The topic of this week’s writing assignment immediately interested me, because before we even answer the question, we must first be in agreement that having virtue and good character is important in the quality of a person. I know, I know, what am I saying? Of course it’s important for people to have integrity, to be honest, and to be “good citizens,” but why? Well, it’s for the sake of civility and order and because that’s what perpetuates human existence, and that’s what we want. But what might happen if we regressed into a savage land where human rights were nonexistent and we were forced to live out a never ending rat race of deception, betrayal, power, lies, and precariousness? We do live in that kind of world, but at least in the United States there are laws and regulations to mitigate the intensity of it all, and because of these restrictions, being honest, having integrity, and abiding by rules are all considered to be survival qualities. They’re safer for all of us. By establishing a foundation of civility and sympathy and punishing bad behavior, we are attempting to preserve ourselves in large quantities, because let’s face it, if this became a truly dog-eat-dog world, our population would thin out rather quickly. So, it’s important to be good. I get it.
In fact, it’s so important to us that we’ve created institutions all over the world in the name of human goodness and development: hospitals, research laboratories, charities, shelters, general businesses and companies, and universities. And this brings me to the point: How exactly are colleges and universities attempting to implement good values in their students? Education is probably the most effective avenue for implementing these values, as is seems to be the singular avenue on which so many people are traveling. So, what can universities and colleges do to impress upon their students the importance of these values? What are they doing?
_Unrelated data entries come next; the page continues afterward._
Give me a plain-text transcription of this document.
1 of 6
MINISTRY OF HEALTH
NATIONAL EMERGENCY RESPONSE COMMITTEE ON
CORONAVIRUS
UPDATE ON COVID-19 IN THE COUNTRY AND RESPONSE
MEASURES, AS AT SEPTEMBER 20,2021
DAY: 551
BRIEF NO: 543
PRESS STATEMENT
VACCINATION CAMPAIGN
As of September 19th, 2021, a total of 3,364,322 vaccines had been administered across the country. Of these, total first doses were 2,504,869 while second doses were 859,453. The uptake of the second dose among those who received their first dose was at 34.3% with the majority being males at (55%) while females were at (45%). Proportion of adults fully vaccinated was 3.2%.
From my perspective here at OU, it doesn’t seem like we do a lot explicitly. We have organizations like the Integrity Council, volunteer groups, and organizations that promote membership based on altruism, but overall, there isn’t an overwhelming amount of explicit stress on “being good,” so it seems that the source of this quality of personhood stems from our own personal desires to be honest, forthright, transparent human beings. I think that I can say with accuracy that this is true for most students at OU and around the world.
The environment in which we’ve grown up (particularly in the U.S. – I have no experience anywhere else) is one where a lack of virtue makes us unpopular and isolated, and so we strive to be “good.” And our college environment does influence us a lot, simply because we are spending so much of our time around educated people, and it seems that, in general, educated people are more honest. Maybe it’s because of the confidence and dignity that having an education affords a person: There’s a lesser need to hide things about ourselves. Or maybe it’s because the exposure to ideas and information inspires a deeper desire to know, and it’s hard to know more without the help of other people, and it’s hard to enlist the help of other people if you are not what they perceive to be a quality person.
So you strive to be transparent and forthright and to have integrity for the sake of your desire to connect with others and learn about the world and enjoy life. And this desire seems to be very commonplace for people at college – students and faculty alike. So, the way for colleges and universities to “maximize their impact on the development of virtues, character, and citizenship in their students” is simply to continue to provide environments where the desire to learn and to connect with others is nurtured fully.
Provide lots and lots of different choices for majors, keep clubs funded, listen to student opinions, hire faculty members that really want to share what they know, and make learning enjoyable. Because that is all anyone really wants. To learn. Human beings have been curiously stumbling their way through centuries of time, inventing, studying, creating, sharing, exploring, and learning. And through all of this, we have gravitated toward integrity and honesty because those things seem to be the best foundation for what most of us desire above all else – to better ourselves through the accumulation of knowledge and experience while simultaneously forming healthy bonds with other people. I guess it really is that simple, and I do think that this is the main mission of higher education. It isn’t very explicit because it doesn’t have to be.